C’est un sujet qui a fait couler beaucoup d’encre : Napoléon était-il musulman? Islamophile ? Ou a-t-il feint cette admiration pour l’islam ? Ancien diplomate et écrivain, Louis Blin tranche définitivement la question dans un article exclusif à lire sur Mizane.info.

Que penser du seul dirigeant français de l’histoire à avoir prononcé publiquement la profession de foi musulmane, à l’avoir même écrite et signée à maintes reprises ? D’un général en chef voulant « établir un régime uniforme fondé sur les principes de l’Alcoran, qui sont les seuls vrais et qui peuvent seuls faire le bonheur des hommes » ? D’un ancien chef d’État déclarant en toute conscience et indépendance d’esprit que « la religion de Mahomet est la plus belle », qu’il « aime l’islam, vénère le Prophète, respecte le Coran » et qu’il « aime mieux la religion de Mahomet. Elle est moins ridicule que la nôtre »[1] ? Comme prononcer la shahāda devant un ouléma musulman sans contrainte vaut conversion à l’islam, une conclusion irréfutable fait de Napoléon un converti. Révulsée par une telle assertion, l’historiographie dominante y voit au mieux une adhésion de façade, au pire une farce. Ceux qui prennent, à l’inverse, la formule au pied de la lettre, ont beau jeu de se considérer plus respectueux de la parole de l’Empereur que ses interprètes embarrassés. Les musulmans peuvent le considérer à juste titre comme un des leurs, suivant un entendement littéral de ses écrits et déclarations, en Égypte comme en exil à Sainte-Hélène.

N’en déplaise à un sens commun européen marqué en l’occurrence par le déni d’une réalité dérangeante, Napoléon considérait l’islam comme la meilleure des confessions.

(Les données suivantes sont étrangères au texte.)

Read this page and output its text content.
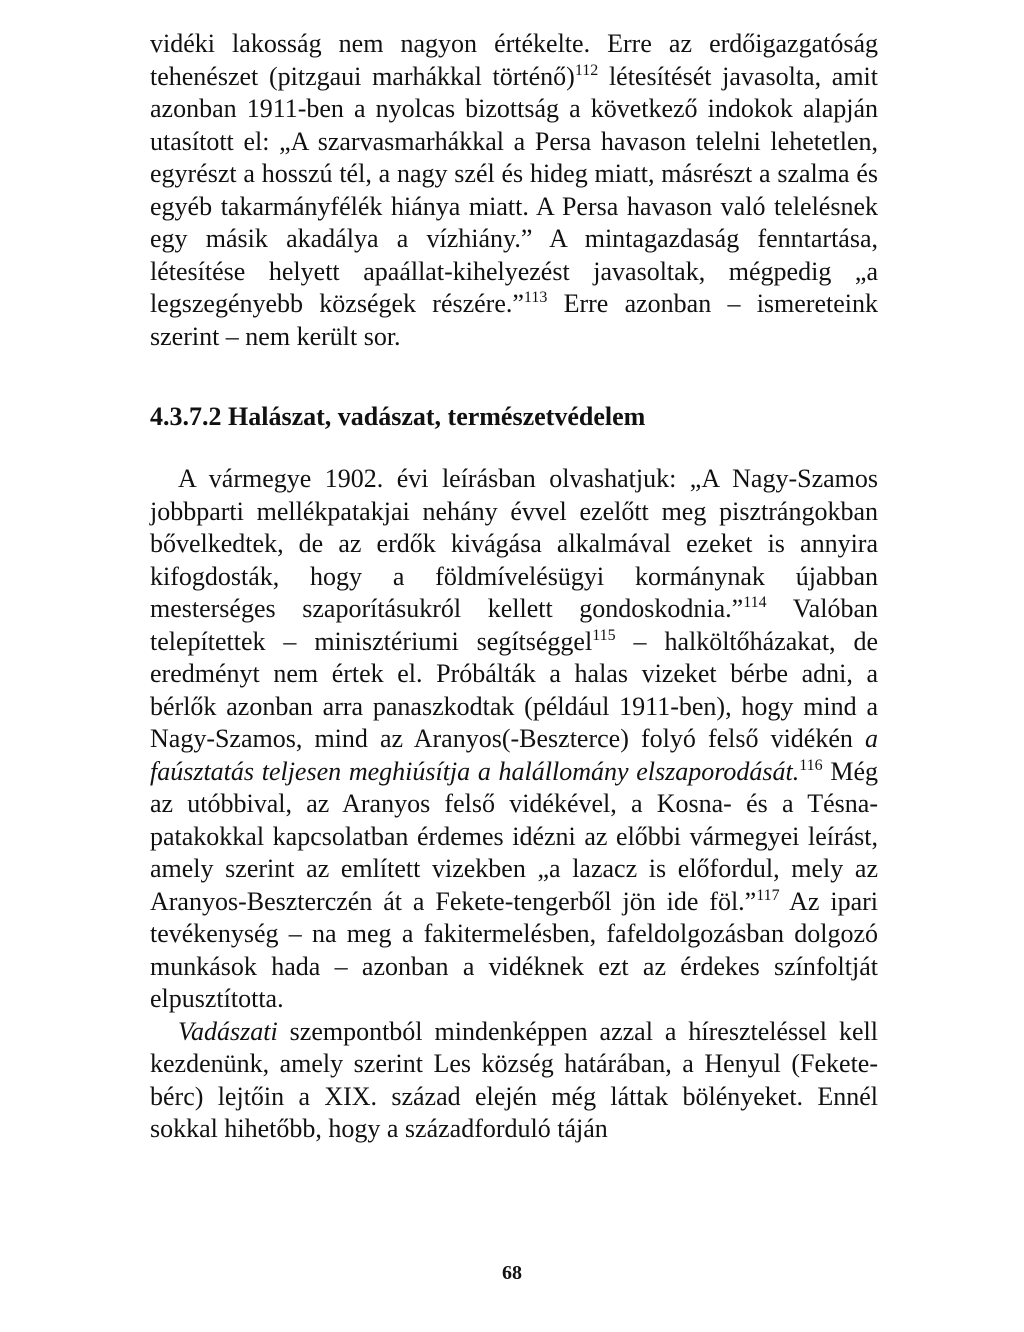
vidéki lakosság nem nagyon értékelte. Erre az erdőigazgatóság tehenészet (pitzgaui marhákkal történő)$^{112}$ létesítését javasolta, amit azonban 1911-ben a nyolcas bizottság a következő indokok alapján utasított el: „A szarvasmarhákkal a Persa havason telelni lehetetlen, egyrészt a hosszú tél, a nagy szél és hideg miatt, másrészt a szalma és egyéb takarmányfélék hiánya miatt. A Persa havason való telelésnek egy másik akadálya a vízhiány.” A mintagazdaság fenntartása, létesítése helyett apaállat-kihelyezést javasoltak, mégpedig „a legszegényebb községek részére.”$^{113}$ Erre azonban – ismereteink szerint – nem került sor.

4.3.7.2 Halászat, vadászat, természetvédelem

A vármegye 1902. évi leírásban olvashatjuk: „A Nagy-Szamos jobbparti mellékpatakjai nehány évvel ezelőtt meg pisztrángokban bővelkedtek, de az erdők kivágása alkalmával ezeket is annyira kifogdosták, hogy a földmívelésügyi kormánynak újabban mesterséges szaporításukról kellett gondoskodnia.”$^{114}$ Valóban telepítettek – minisztériumi segítséggel$^{115}$ – halköltőházakat, de eredményt nem értek el. Próbálták a halas vizeket bérbe adni, a bérlők azonban arra panaszkodtak (például 1911-ben), hogy mind a Nagy-Szamos, mind az Aranyos(-Beszterce) folyó felső vidékén a faúsztatás teljesen meghiúsítja a halállomány elszaporodását.$^{116}$ Még az utóbbival, az Aranyos felső vidékével, a Kosna- és a Tésna-patakokkal kapcsolatban érdemes idézni az előbbi vármegyei leírást, amely szerint az említett vizekben „a lazacz is előfordul, mely az Aranyos-Beszterczén át a Fekete-tengerből jön ide föl.”$^{117}$ Az ipari tevékenység – na meg a fakitermelésben, fafeldolgozásban dolgozó munkások hada – azonban a vidéknek ezt az érdekes színfoltját elpusztította.

Vadászati szempontból mindenképpen azzal a híreszteléssel kell kezdenünk, amely szerint Les község határában, a Henyul (Fekete-bérc) lejtőin a XIX. század elején még láttak bölényeket. Ennél sokkal hihetőbb, hogy a századforduló táján

68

Pourquoi se défier de sa profession de foi réitérée ? Il s’est exprimé avec suffisamment de clarté et de manière récurrente sur l’islam dans la Cité pour que se dégage un consensus sur ses positions en la matière, si raison prévaut.

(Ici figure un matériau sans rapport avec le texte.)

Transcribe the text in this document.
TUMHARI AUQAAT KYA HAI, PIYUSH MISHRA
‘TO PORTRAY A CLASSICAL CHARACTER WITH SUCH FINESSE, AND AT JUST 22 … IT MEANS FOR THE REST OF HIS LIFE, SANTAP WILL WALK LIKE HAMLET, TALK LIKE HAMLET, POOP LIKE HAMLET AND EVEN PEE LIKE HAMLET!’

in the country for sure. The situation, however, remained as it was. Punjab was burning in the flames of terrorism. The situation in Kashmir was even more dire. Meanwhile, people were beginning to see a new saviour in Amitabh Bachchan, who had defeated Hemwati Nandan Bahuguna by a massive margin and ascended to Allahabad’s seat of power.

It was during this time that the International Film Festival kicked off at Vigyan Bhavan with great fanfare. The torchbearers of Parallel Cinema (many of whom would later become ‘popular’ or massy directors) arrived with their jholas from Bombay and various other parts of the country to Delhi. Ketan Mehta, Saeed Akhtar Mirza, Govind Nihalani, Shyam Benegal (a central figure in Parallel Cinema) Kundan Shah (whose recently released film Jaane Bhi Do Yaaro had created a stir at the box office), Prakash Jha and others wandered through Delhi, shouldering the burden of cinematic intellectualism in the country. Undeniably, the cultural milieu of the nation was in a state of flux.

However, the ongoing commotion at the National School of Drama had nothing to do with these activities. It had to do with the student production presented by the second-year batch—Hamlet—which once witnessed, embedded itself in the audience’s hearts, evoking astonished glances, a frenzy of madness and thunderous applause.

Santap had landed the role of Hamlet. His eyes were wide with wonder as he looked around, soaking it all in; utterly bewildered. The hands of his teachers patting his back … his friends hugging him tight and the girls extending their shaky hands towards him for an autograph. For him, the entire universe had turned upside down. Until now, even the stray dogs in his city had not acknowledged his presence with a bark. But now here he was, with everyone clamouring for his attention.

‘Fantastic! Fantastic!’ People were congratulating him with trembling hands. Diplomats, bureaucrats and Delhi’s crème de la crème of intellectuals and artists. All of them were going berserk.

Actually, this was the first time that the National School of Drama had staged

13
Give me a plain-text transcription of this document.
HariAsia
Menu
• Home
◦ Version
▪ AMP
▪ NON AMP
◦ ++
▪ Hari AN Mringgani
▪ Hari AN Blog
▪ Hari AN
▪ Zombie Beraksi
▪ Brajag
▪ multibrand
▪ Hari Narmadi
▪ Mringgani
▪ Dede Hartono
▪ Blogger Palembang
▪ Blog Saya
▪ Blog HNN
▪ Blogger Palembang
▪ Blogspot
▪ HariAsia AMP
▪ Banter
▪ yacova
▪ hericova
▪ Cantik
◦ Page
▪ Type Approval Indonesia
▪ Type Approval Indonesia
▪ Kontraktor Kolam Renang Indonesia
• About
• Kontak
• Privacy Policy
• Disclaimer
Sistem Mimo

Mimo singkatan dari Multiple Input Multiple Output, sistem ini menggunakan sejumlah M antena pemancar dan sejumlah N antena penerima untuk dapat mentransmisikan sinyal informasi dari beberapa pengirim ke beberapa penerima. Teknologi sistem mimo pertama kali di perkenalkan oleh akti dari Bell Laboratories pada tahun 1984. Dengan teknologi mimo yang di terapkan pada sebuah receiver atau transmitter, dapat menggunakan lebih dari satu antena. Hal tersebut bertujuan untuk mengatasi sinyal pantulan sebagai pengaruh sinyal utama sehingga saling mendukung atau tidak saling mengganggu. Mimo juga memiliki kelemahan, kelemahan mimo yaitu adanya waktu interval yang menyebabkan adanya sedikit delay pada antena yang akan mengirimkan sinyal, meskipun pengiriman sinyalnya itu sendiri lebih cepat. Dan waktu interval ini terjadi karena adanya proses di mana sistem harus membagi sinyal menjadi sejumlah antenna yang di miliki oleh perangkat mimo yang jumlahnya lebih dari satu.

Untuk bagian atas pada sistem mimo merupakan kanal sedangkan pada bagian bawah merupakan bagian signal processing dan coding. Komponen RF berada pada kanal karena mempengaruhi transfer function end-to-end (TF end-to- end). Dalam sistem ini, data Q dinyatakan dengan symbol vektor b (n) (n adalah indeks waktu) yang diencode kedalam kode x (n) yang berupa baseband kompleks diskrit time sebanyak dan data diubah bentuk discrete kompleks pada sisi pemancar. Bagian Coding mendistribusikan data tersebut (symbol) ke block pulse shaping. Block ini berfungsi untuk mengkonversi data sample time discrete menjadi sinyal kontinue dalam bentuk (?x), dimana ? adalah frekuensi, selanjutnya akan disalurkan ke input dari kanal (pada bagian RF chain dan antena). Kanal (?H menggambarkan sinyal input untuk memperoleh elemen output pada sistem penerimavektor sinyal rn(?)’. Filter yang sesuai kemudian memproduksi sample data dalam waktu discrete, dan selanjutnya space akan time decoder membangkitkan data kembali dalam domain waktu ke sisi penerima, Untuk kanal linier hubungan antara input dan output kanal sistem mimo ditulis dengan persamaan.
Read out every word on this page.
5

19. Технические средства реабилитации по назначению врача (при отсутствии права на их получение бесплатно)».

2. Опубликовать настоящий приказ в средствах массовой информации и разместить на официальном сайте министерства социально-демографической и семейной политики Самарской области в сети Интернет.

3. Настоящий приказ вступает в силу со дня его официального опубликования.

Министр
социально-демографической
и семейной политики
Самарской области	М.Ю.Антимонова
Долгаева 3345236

Napoléon aurait-il manipulé l’islam pour neutraliser les Égyptiens ? Ses jugements sur cette confession à Sainte-Hélène tendent à accréditer sa sincérité à leur égard. Il n’est plus alors question de construction identitaire d’un jeune général en quête de nouvel ordre social, ni de convaincre un entourage où ne figure plus aucun musulman. C’est en plénitude de ses moyens intellectuels qu’il affirme sa préférence pour cette religion. L’homme d’État mûri par une expérience sans pareille, y compris des relations avec le monde musulman, livre le fond de sa pensée. Il proclame à la postérité la supériorité de l’islam, avec le regret sous-jacent qu’il n’ait pas pu accorder l’acte à la parole plus tôt à cause de sa charge officielle et délaisser le catholicisme. Il n’a plus rien à gagner en le louant, bien au contraire si l’on songe à l’incompréhension dont la plupart de ses contemporains ont entouré son admiration pour la confession musulmane, mais aussi à la désaffection populaire qu’il affronte alors. Impossible donc de taxer d’opportunisme des propos qui confirment son tropisme musulman égyptien. La thèse du bonimenteur opportuniste s’écroule.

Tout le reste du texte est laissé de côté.